Overall crashes involving distracted driving have increased in the past 10 years as well. Some 5,700 crashes that occurred in Utah were related to distracted drivers in 2016.
There might be more distracted crashes than what has been reported, according to Gary Mower with the Utah Department of Public Safety. “Sometimes it was hard for the officers to tell if they were distracted.”
Meanwhile, fatal distracted road crashes had a similar growing trend, despite fluctuations from year to year, as the line chart shows.
Among all types of distractions, cellphones were the second leading driver distraction in 2016. Fifteen percent of the 5,700 distraction-related crashes involved cellphone use.
A bill that is intended to ban hand-held cellphone use while driving is under consideration in Utah.
Democratic Rep. Carol Spackman-Moss of Salt Lake City devised the proposal, hoping to reduce crashes caused by distracted driving.
Fourteen states already have hands-free laws in place.
However, those laws have produced little effect, according to research by the Insurance Institute for Highway Safety (IIHS).

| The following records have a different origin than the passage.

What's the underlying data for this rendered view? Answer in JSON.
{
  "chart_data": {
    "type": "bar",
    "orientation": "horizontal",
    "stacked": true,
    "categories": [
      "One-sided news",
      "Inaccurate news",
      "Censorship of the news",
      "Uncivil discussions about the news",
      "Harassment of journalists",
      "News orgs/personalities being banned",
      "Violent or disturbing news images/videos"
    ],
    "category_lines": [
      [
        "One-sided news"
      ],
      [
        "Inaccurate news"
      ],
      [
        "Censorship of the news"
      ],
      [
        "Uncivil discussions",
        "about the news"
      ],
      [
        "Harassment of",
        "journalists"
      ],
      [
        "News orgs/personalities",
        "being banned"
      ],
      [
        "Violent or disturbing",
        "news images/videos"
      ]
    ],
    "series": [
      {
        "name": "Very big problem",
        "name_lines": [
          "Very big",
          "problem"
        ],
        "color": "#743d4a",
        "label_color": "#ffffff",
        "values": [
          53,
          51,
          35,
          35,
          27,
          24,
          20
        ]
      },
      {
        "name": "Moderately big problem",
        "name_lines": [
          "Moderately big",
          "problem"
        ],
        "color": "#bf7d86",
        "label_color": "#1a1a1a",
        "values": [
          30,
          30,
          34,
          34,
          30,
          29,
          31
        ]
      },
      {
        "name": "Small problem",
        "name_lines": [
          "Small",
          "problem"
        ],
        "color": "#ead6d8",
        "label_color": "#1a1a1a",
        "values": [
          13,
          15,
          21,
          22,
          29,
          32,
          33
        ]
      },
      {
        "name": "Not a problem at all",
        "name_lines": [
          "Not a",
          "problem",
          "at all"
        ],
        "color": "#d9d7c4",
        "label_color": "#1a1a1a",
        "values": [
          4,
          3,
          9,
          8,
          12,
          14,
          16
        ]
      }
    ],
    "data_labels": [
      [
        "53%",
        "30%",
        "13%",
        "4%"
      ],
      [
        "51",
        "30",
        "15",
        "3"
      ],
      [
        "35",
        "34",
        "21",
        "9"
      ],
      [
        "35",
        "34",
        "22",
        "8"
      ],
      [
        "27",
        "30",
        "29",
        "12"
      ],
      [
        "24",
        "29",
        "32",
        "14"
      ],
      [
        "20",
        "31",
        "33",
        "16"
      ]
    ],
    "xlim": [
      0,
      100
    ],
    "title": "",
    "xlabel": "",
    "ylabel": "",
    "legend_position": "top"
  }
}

“Surprisingly, our research has not found a reduction in crashes after states have banned hand-held cellphone use,” said Russ Rader with the Insurance Institute for Highway Safety (IIHS).

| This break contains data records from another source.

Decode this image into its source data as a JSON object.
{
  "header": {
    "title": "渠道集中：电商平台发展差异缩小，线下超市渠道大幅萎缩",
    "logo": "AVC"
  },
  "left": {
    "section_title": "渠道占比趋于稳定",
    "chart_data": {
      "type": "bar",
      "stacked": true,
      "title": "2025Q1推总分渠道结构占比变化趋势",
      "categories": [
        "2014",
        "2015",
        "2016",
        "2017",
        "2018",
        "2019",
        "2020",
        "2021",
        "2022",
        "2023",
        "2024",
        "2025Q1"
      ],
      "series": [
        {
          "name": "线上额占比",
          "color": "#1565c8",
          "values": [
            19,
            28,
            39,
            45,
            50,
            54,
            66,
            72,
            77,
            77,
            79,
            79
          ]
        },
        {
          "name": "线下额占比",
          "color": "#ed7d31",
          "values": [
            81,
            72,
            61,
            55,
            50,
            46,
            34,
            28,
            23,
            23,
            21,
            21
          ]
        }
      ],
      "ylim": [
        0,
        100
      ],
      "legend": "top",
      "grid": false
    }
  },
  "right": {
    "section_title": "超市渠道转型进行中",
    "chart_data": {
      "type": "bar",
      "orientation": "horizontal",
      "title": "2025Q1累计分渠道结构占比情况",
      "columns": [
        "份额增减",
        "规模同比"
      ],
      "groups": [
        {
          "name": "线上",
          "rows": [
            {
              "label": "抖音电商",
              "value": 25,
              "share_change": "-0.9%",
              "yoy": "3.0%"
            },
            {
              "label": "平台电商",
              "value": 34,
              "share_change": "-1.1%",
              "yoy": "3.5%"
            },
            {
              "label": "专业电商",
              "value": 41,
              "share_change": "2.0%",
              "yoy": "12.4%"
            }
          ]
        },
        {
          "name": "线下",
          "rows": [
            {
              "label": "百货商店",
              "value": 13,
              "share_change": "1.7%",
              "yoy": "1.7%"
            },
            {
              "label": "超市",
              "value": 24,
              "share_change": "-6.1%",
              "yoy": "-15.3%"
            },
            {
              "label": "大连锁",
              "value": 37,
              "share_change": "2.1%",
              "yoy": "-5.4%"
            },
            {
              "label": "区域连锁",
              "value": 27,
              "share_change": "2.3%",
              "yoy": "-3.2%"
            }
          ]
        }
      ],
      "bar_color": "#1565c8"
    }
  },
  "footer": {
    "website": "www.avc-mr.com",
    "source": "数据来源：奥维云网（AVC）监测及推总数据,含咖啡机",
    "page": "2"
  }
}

Drivers, when not using cellphones, could still do a lot of other distracting things, he added.
The National Highway Traffic Safety Administration defines distracted driving as "any activity that could divert attention from the primary task of driving."

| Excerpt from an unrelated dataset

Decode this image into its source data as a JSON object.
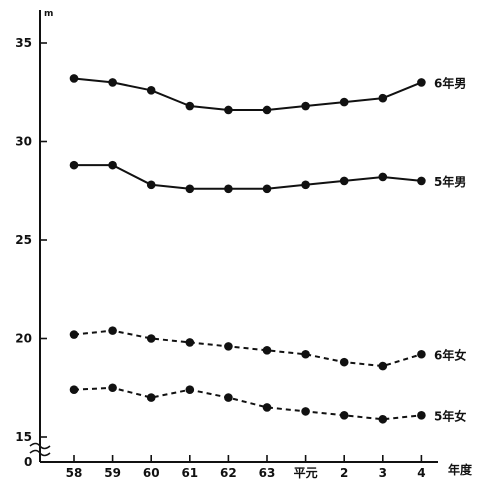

“Distractions are definitely not limited to cellphone use in the vehicle,” John Gleason, a public information officer for the Utah Department of Transportation (UDOT), “but it’s what we see the most out and about.”
There are many other distractions that have not received as much attention as cellphones, Gleason said.
A majority of Utah's distracted crashes were attributed to “other” causes in 2016, which means the drivers were distracted by anything except common distractions in or outside the car, like daydreaming.
When it comes to the fatal crashes involving distracted drivers, “other” distractions were also the leading cause. And distractions such as passengers, “other inside” and “other external,” have resulted in more deaths than cellphone use in 2016.
“Other inside,” the second biggest distraction which claimed seven lives in 2016, means anything inside the car except cellphones, passengers, or electronic devices. It could be “eating, drinking, grooming or animals in the car,” Mower said.
Not everyone drinks alcohol, and not everyone uses drugs, but no one is immune to distractions, said Gleason.
Data also shows distractions seem to be more tempting to younger drivers than older ones.
Over the past seven years, drivers aged 15-29 had the highest number of distracted drivers in fatal crashes in Utah, a 2010-2016 analysis shows.
Drivers in this age group also accounted for almost half of all distracted crashes in that period of time.
The general trend reveals that the older the driver is, the less likely he or she would be distracted while driving.